Не знаю, не знаю… Возможно, все это как-то связалось с мыслью о книгах. Их можно было считать не существующими и не имеющими к тебе отношения, пока они отсутствовали в сознательном чувстве. Все справки давно и не тобою наведены, утрата стала привычной, как мысль о чужом умершем, ну, пусть даже и не совсем чужом, все равно теперь ничего не поделаешь, ничего не вернешь, и винить себя не в чем — ведь в самом деле, не в чем. Тем более еще вопрос, велика ли утрата, есть ли на самом деле о чем жалеть, если ничего достоверно о ней не знаешь. Она привыкла к их несуществованию. Дурацкая находка, пустая, в сущности, бумажка, подобранная в грязи, вдруг словно материализовала до сих пор бесплотное. Она могла означать, что по меньшей мере какая-то часть бабушкиных книг продолжала невыясненным образом существовать где-то здесь, в городе, может, прямо под нами же, в подвале, в макулатурной преисподней, которая не случайно притягивала глупое мое любопытство, и каждую минуту они могли погибнуть, а может, и гибли в эту вот самую минуту, одна за другой; за этим листком мерещился как бы чей-то голос, голос предсмертной жалобы и упрека. Не знаю… возможно, было задето еще и какое-то профессиональное чувство, что-то вроде библиотечной совести — много ли надо, чтоб заработало привычное воображение?

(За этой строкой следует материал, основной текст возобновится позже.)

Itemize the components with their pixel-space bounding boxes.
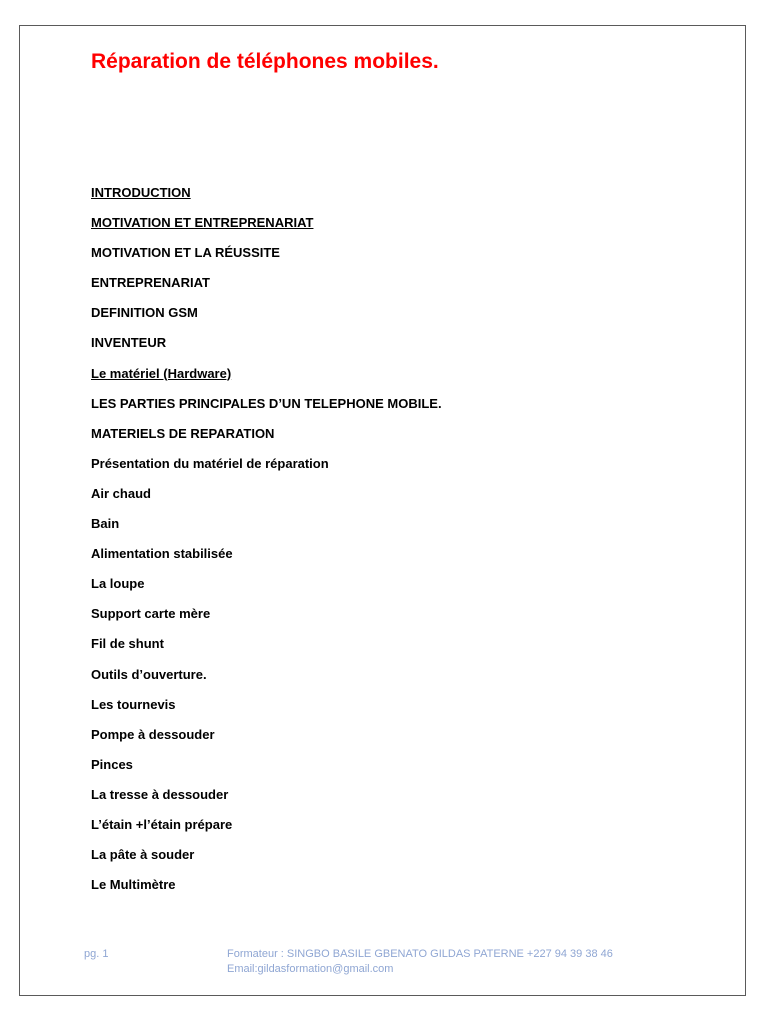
toc-item-label: Bain [91, 516, 120, 532]
toc-item-label: Air chaud [91, 485, 151, 501]
toc-item [91, 457, 442, 487]
toc-item [91, 517, 442, 547]
toc-item-label: MATERIELS DE REPARATION [91, 425, 275, 441]
toc-item-label: INVENTEUR [91, 335, 167, 351]
toc-item [91, 878, 442, 908]
toc-item [91, 397, 442, 427]
toc-item [91, 637, 442, 667]
toc-item-label: Pompe à dessouder [91, 726, 215, 742]
toc-item [91, 427, 442, 457]
toc-item [91, 547, 442, 577]
table-of-contents [91, 186, 442, 908]
toc-item [91, 276, 442, 306]
toc-item [91, 788, 442, 818]
footer-credit [227, 947, 613, 977]
toc-item [91, 367, 442, 397]
document-title: Réparation de téléphones mobiles. [91, 50, 439, 73]
toc-item [91, 186, 442, 216]
toc-item [91, 848, 442, 878]
toc-item-label: Alimentation stabilisée [91, 546, 233, 562]
toc-item [91, 607, 442, 637]
toc-item [91, 698, 442, 728]
toc-item [91, 577, 442, 607]
toc-item-label: MOTIVATION ET ENTREPRENARIAT [91, 215, 314, 231]
toc-item-label: Support carte mère [91, 606, 211, 622]
toc-item [91, 246, 442, 276]
toc-item-label: Les tournevis [91, 696, 176, 712]
toc-item-label: Pinces [91, 756, 133, 772]
toc-item [91, 216, 442, 246]
toc-item-label: MOTIVATION ET LA RÉUSSITE [91, 245, 280, 261]
toc-item-label: L’étain +l’étain prépare [91, 816, 233, 832]
toc-item [91, 758, 442, 788]
footer-trainer-line: Formateur : SINGBO BASILE GBENATO GILDAS PATERNE +227 94 39 38 46 [227, 948, 613, 960]
toc-item [91, 818, 442, 848]
toc-item-label: La tresse à dessouder [91, 786, 229, 802]
toc-item-label: ENTREPRENARIAT [91, 275, 210, 291]
toc-item-label: Fil de shunt [91, 636, 164, 652]
toc-item [91, 336, 442, 366]
toc-item-label: INTRODUCTION [91, 185, 191, 200]
document-page [19, 25, 746, 996]
toc-item [91, 728, 442, 758]
toc-item [91, 668, 442, 698]
toc-item-label: La pâte à souder [91, 847, 195, 863]
toc-item-label: Le Multimètre [91, 877, 176, 893]
toc-item-label: Outils d’ouverture. [91, 666, 207, 682]
toc-item-label: La loupe [91, 576, 145, 592]
toc-item-label: LES PARTIES PRINCIPALES D’UN TELEPHONE MOBILE. [91, 395, 442, 411]
toc-item [91, 306, 442, 336]
toc-item-label: Le matériel (Hardware) [91, 365, 232, 381]
toc-item [91, 487, 442, 517]
toc-item-label: Présentation du matériel de réparation [91, 455, 329, 471]
toc-item-label: DEFINITION GSM [91, 305, 198, 321]
footer-page-number: pg. 1 [84, 948, 109, 960]
footer-email-line: Email:gildasformation@gmail.com [227, 963, 394, 975]
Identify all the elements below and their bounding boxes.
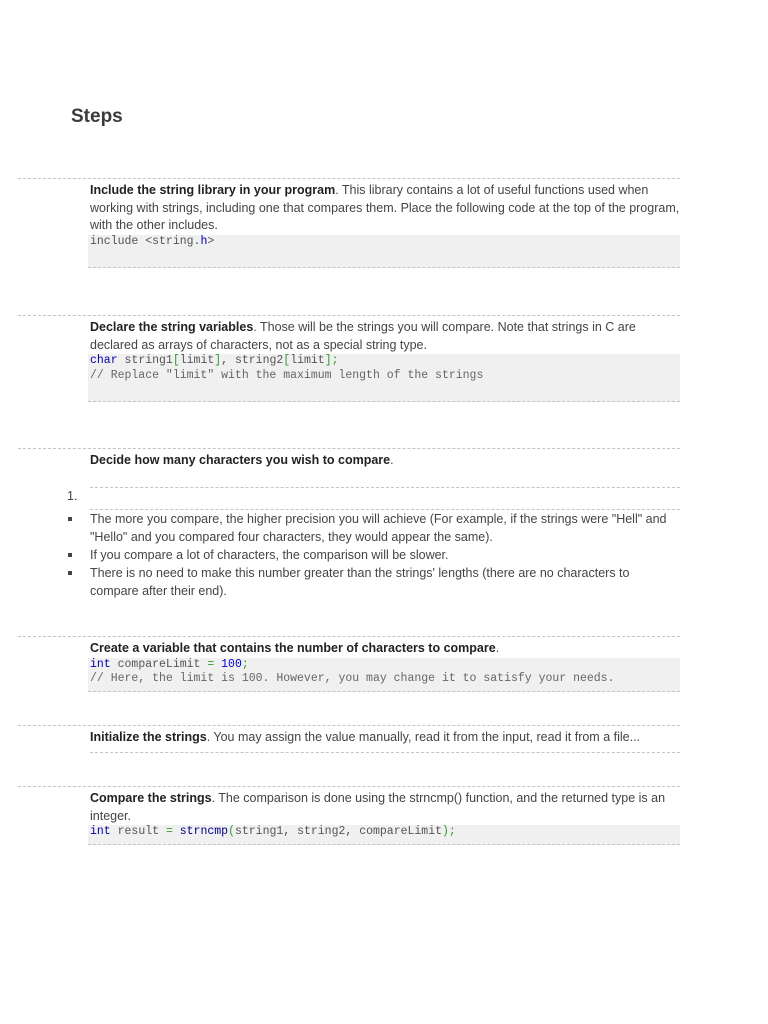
- step-description: . This library contains a lot of useful functions used when working with strings, including one that compares them. Place the following code at the top of the program, with the other includes.: [90, 183, 680, 232]
- code-token: limit: [179, 354, 215, 367]
- code-token: result: [110, 825, 166, 838]
- step-body: [90, 449, 680, 488]
- code-token: limit: [290, 354, 325, 367]
- code-token: char: [90, 354, 118, 367]
- code-token: string1: [117, 354, 173, 367]
- step-title: Declare the string variables: [90, 320, 254, 334]
- step-description: . Those will be the strings you will compare. Note that strings in C are declared as arrays of characters, not as a special string type.: [90, 320, 636, 352]
- step-body: [90, 316, 680, 402]
- step-body: [90, 726, 680, 753]
- code-line: [90, 369, 678, 384]
- step-text: [90, 787, 680, 825]
- step-text: [90, 316, 680, 354]
- step-divider: [90, 487, 680, 488]
- step-title: Create a variable that contains the number of characters to compare: [90, 641, 496, 655]
- code-token: [173, 825, 180, 838]
- step-description: . You may assign the value manually, read it from the input, read it from a file...: [206, 730, 641, 744]
- code-token: // Here, the limit is 100. However, you may change it to satisfy your needs.: [90, 672, 615, 685]
- code-token: int: [90, 657, 111, 671]
- code-block: [88, 235, 680, 268]
- step-title: Include the string library in your program: [90, 183, 336, 197]
- code-token: h: [200, 234, 208, 248]
- code-token: (: [228, 825, 235, 838]
- step-description: .: [495, 641, 500, 655]
- code-token: ;: [241, 657, 249, 671]
- list-item: The more you compare, the higher precision you will achieve (For example, if the strings were "Hell" and "Hello" and you compared four characters, they would appear the same).: [66, 510, 680, 546]
- step-1: [18, 178, 680, 268]
- code-block: [88, 825, 680, 845]
- code-token: strncmp: [179, 825, 229, 838]
- code-token: .: [193, 234, 201, 248]
- step-text: [90, 637, 680, 658]
- code-token: compareLimit: [110, 657, 208, 671]
- step-text: [90, 179, 680, 235]
- code-token: // Replace "limit" with the maximum length of the strings: [90, 368, 484, 382]
- step-3: [18, 448, 680, 488]
- code-token: [: [283, 354, 291, 367]
- code-token: , string2: [221, 354, 284, 367]
- code-token: <: [145, 234, 153, 248]
- code-line: [90, 672, 678, 687]
- code-line: [90, 354, 678, 369]
- code-token: );: [442, 825, 456, 838]
- code-token: int: [90, 825, 111, 838]
- list-item: If you compare a lot of characters, the comparison will be slower.: [66, 546, 680, 564]
- step-text: [90, 726, 680, 747]
- step-title: Initialize the strings: [90, 730, 207, 744]
- code-token: =: [207, 657, 215, 671]
- code-token: [: [172, 354, 180, 367]
- tips-list: [66, 510, 680, 600]
- step-4: [18, 636, 680, 692]
- code-token: include: [90, 234, 146, 248]
- step-body: [90, 637, 680, 692]
- step-2: [18, 315, 680, 402]
- list-item: There is no need to make this number greater than the strings' lengths (there are no characters to compare after their end).: [66, 564, 680, 600]
- step-text: [90, 449, 680, 470]
- step-description: .: [390, 453, 394, 467]
- step-body: [90, 787, 680, 845]
- step-title: Compare the strings: [90, 791, 212, 805]
- step-description: . The comparison is done using the strncmp() function, and the returned type is an integer.: [90, 791, 666, 823]
- step-body: [90, 179, 680, 268]
- code-token: ];: [324, 354, 339, 367]
- code-token: string: [152, 234, 194, 248]
- step-5: [18, 725, 680, 753]
- step-divider: [90, 752, 680, 753]
- numbered-marker: 1.: [67, 489, 78, 503]
- code-token: string1, string2, compareLimit: [234, 825, 443, 838]
- code-block: [88, 354, 680, 402]
- code-token: ]: [214, 354, 222, 367]
- code-line: [90, 235, 678, 250]
- code-token: 100: [221, 657, 242, 671]
- step-title: Decide how many characters you wish to compare: [90, 453, 391, 467]
- code-line: [90, 825, 678, 840]
- code-token: =: [165, 825, 173, 838]
- code-block: [88, 658, 680, 692]
- step-6: [18, 786, 680, 845]
- page-title: Steps: [71, 106, 123, 127]
- code-line: [90, 658, 678, 673]
- code-token: >: [207, 234, 215, 248]
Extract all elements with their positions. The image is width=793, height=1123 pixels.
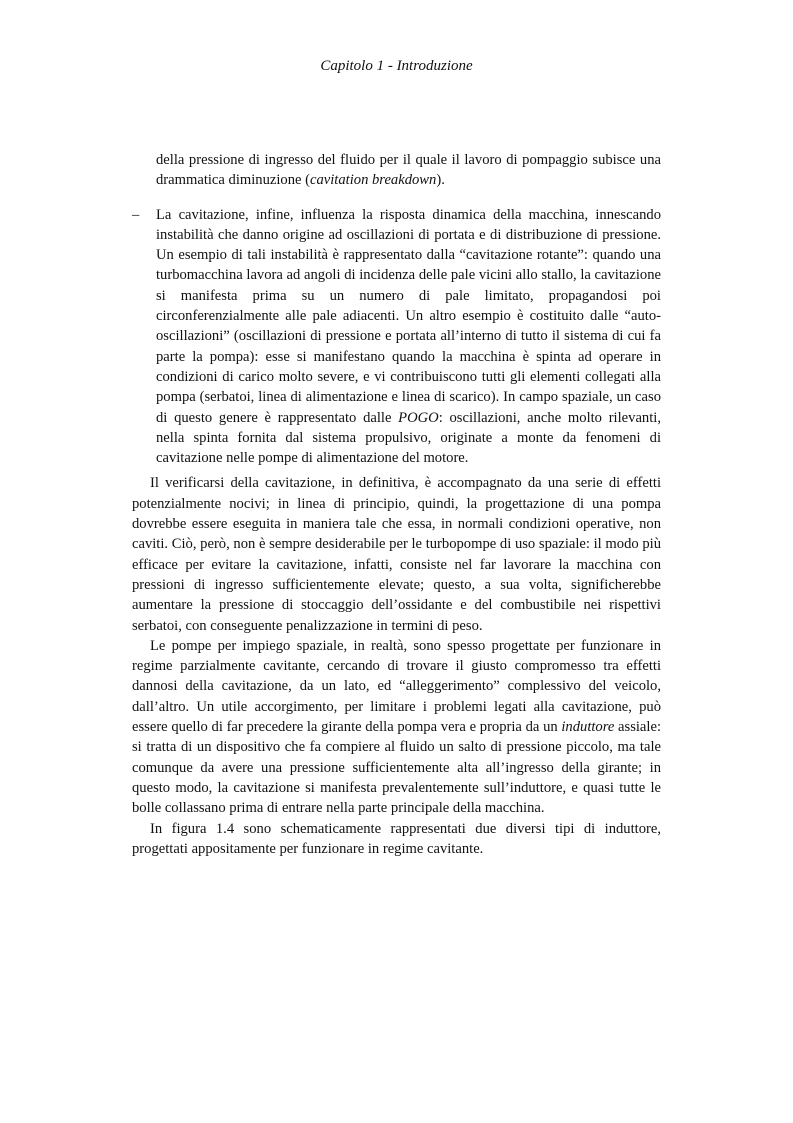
page-header: Capitolo 1 - Introduzione [320,58,473,74]
continuation-paragraph [132,150,661,191]
bullet-item [132,205,661,469]
bullet-italic: POGO [398,409,439,426]
paragraph-2-text-end: assiale: si tratta di un dispositivo che fa compiere al fluido un salto di pressione piccolo, ma tale comunque da avere una pressione sufficientemente alta all’ingresso della girante; in questo modo, la cavitazione si manifesta prevalentemente sull’induttore, e quasi tutte le bolle collassano prima di entrare nella parte principale della macchina. [132,719,661,817]
continuation-text-end: ). [436,172,445,189]
dash-bullet-icon: – [132,206,140,223]
paragraph-2-italic: induttore [561,719,615,736]
paragraph-2 [132,636,661,819]
continuation-text: della pressione di ingresso del fluido per il quale il lavoro di pompaggio subisce una drammatica diminuzione ( [156,152,661,189]
paragraph-3: In figura 1.4 sono schematicamente rappresentati due diversi tipi di induttore, progettati appositamente per funzionare in regime cavitante. [132,820,661,857]
page-body [132,150,661,859]
bullet-text-end: : oscillazioni, anche molto rilevanti, nella spinta fornita dal sistema propulsivo, originate a monte da fenomeni di cavitazione nelle pompe di alimentazione del motore. [156,409,661,467]
continuation-italic: cavitation breakdown [310,172,437,189]
bullet-text: La cavitazione, infine, influenza la risposta dinamica della macchina, innescando instabilità che danno origine ad oscillazioni di portata e di distribuzione di pressione. Un esempio di tali instabilità è rappresentato dalla “cavitazione rotante”: quando una turbomacchina lavora ad angoli di incidenza delle pale vicini allo stallo, la cavitazione si manifesta prima su un numero di pale limitato, propagandosi poi circonferenzialmente alle pale adiacenti. Un altro esempio è costituito dalle “auto-oscillazioni” (oscillazioni di pressione e portata all’interno di tutto il sistema di cui fa parte la pompa): esse si manifestano quando la macchina è spinta ad operare in condizioni di carico molto severe, e vi contribuiscono tutti gli elementi collegati alla pompa (serbatoi, linea di alimentazione e linea di scarico). In campo spaziale, un caso di questo genere è rappresentato dalle [156,206,661,426]
paragraph-2-text: Le pompe per impiego spaziale, in realtà, sono spesso progettate per funzionare in regime parzialmente cavitante, cercando di trovare il giusto compromesso tra effetti dannosi della cavitazione, da un lato, ed “alleggerimento” complessivo del veicolo, dall’altro. Un utile accorgimento, per limitare i problemi legati alla cavitazione, può essere quello di far precedere la girante della pompa vera e propria da un [132,637,661,736]
paragraph-1: Il verificarsi della cavitazione, in definitiva, è accompagnato da una serie di effetti potenzialmente nocivi; in linea di principio, quindi, la progettazione di una pompa dovrebbe essere eseguita in maniera tale che essa, in normali condizioni operative, non caviti. Ciò, però, non è sempre desiderabile per le turbopompe di uso spaziale: il modo più efficace per evitare la cavitazione, infatti, consiste nel far lavorare la macchina con pressioni di ingresso sufficientemente elevate; questo, a sua volta, significherebbe aumentare la pressione di stoccaggio dell’ossidante e del combustibile nei rispettivi serbatoi, con conseguente penalizzazione in termini di peso. [132,475,661,634]
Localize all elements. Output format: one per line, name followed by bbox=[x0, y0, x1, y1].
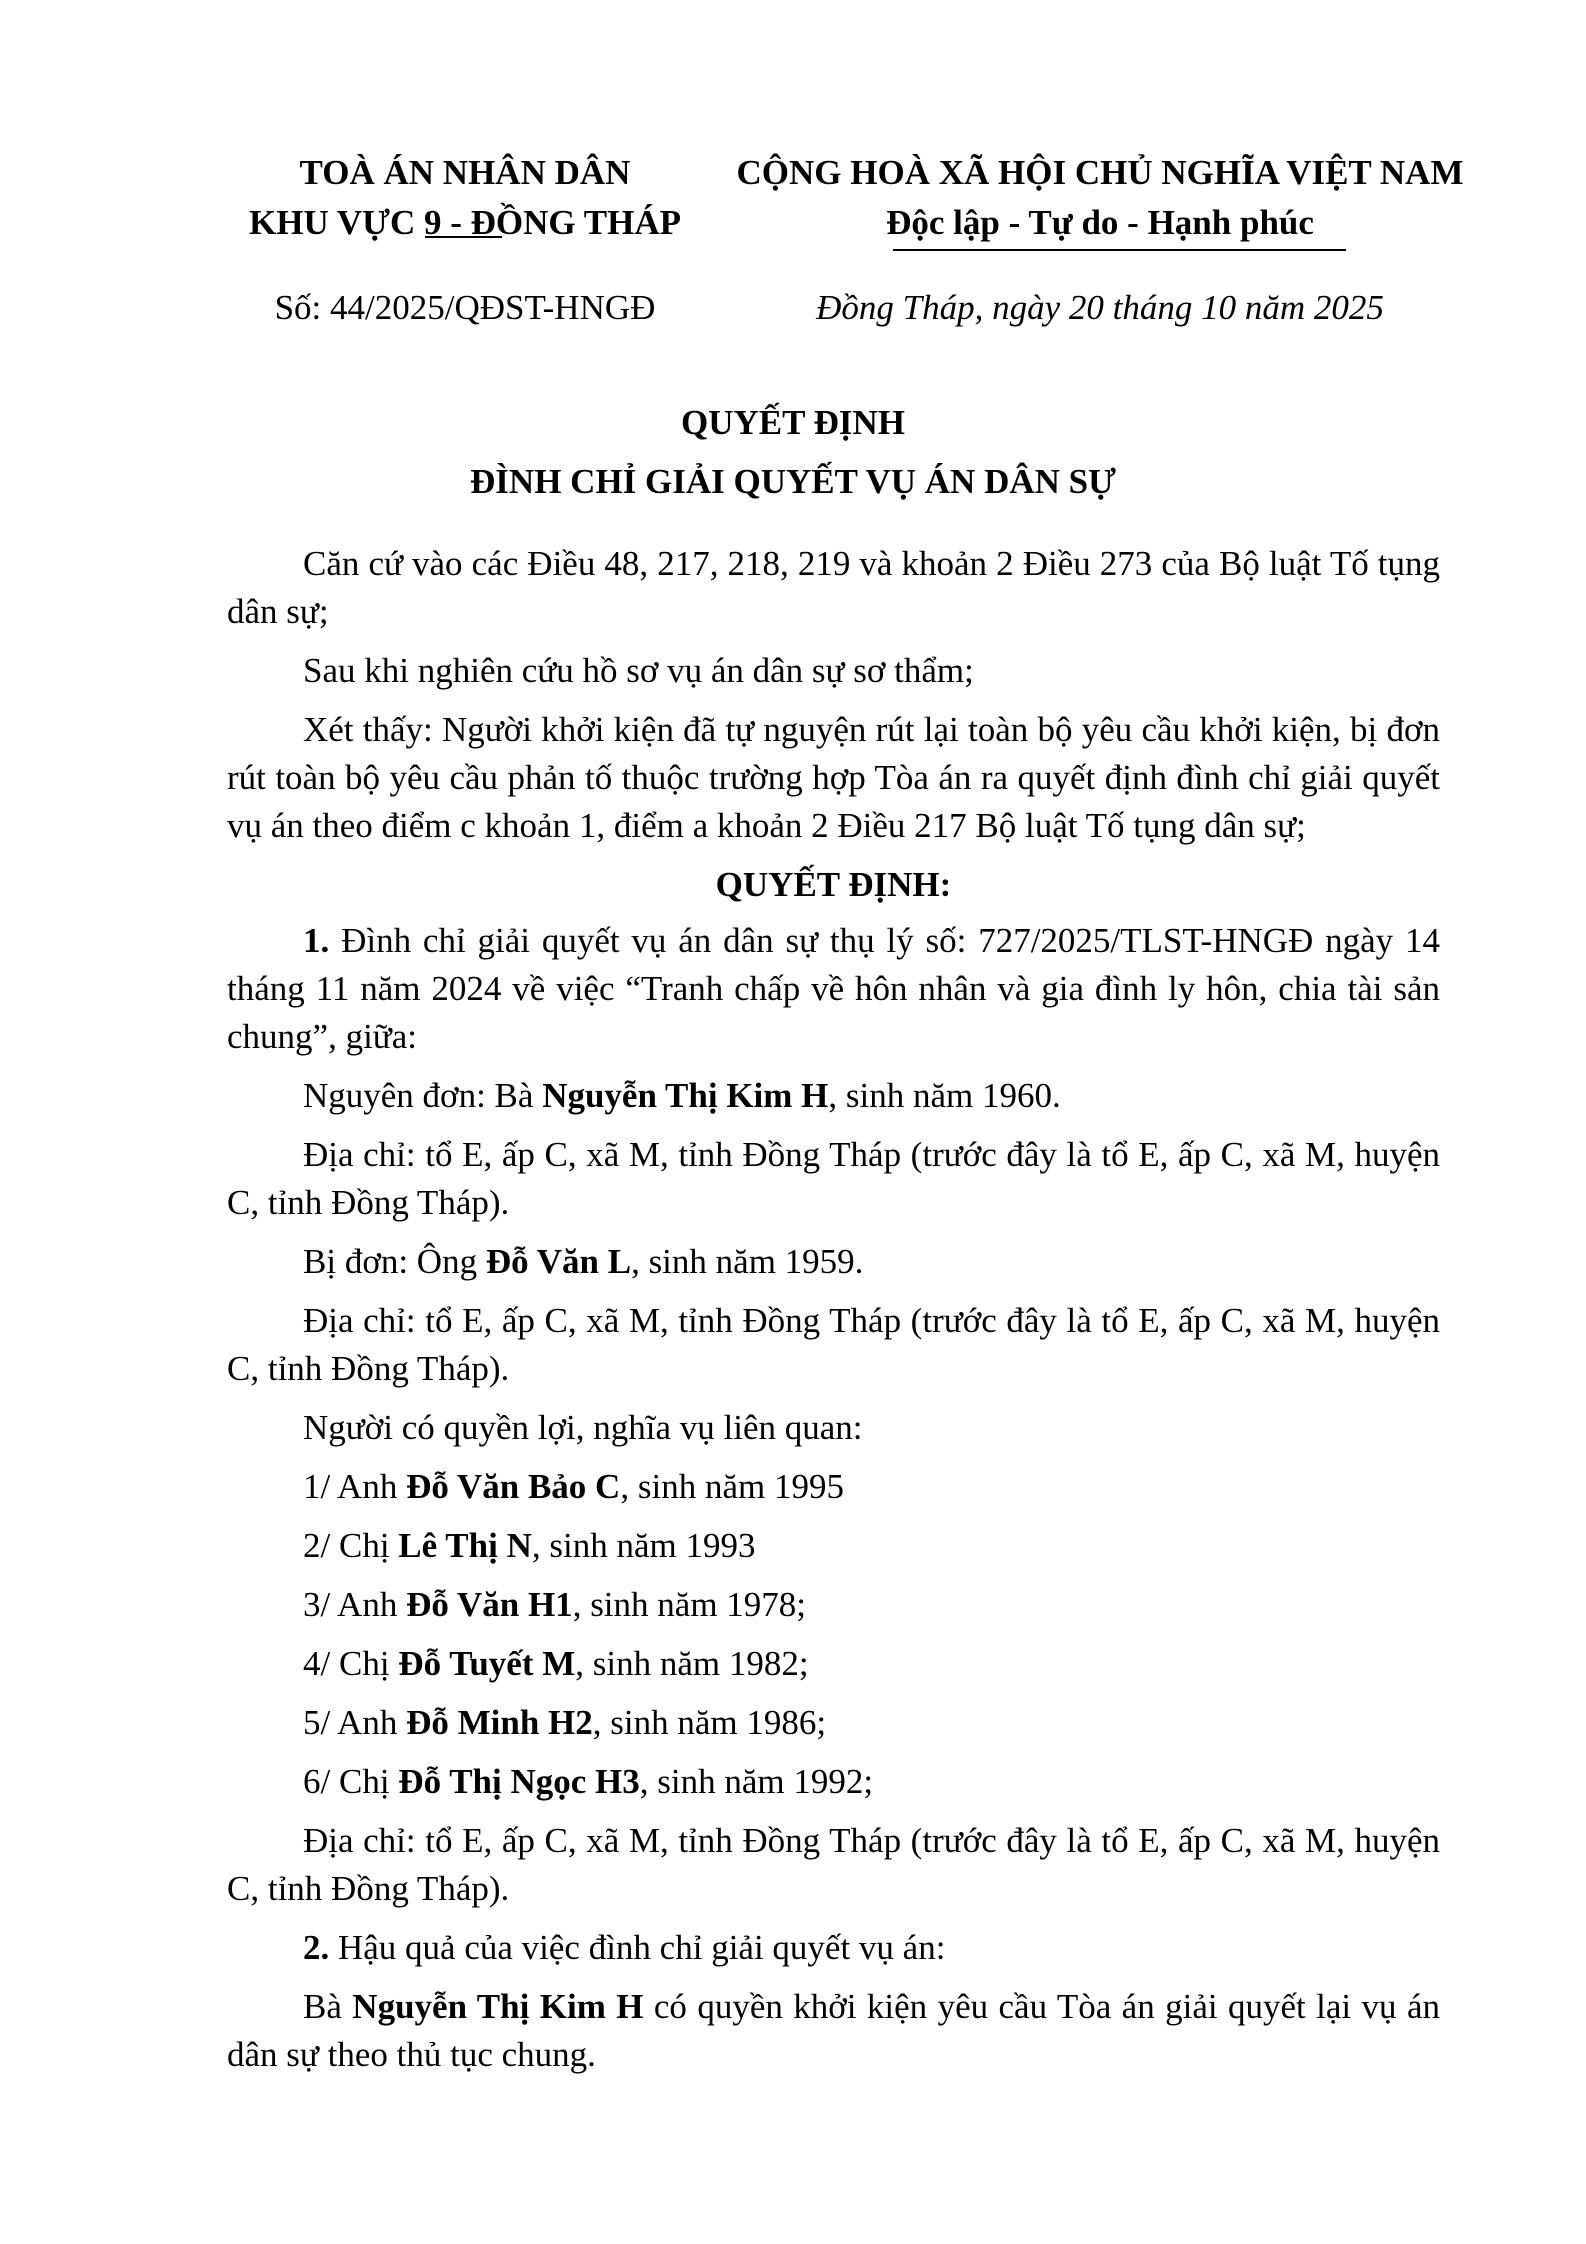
review-paragraph: Sau khi nghiên cứu hồ sơ vụ án dân sự sơ thẩm; bbox=[303, 651, 974, 690]
related-party-suffix: , sinh năm 1995 bbox=[620, 1467, 844, 1506]
related-party-prefix: 5/ Anh bbox=[303, 1703, 407, 1742]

То есть я не мог знать, думала ли так она, не мог знать, какие мысли перебродили в ней за ночь; для начала я по обыкновению лишь переносил на нее собственные свои фантазии — слишком легковесные, как стало ясно уже вскоре; она ведь и сама еще себя не вполне понимала. Я даже не мог вспомнить потом, взяла ли она у меня этот листок себе сразу же вечером, или же это случилось на другой день, перед работой, — но когда, заглянув утром в библиотеку, я увидел его в маминых пальцах — вдруг словно что-то замкнулось.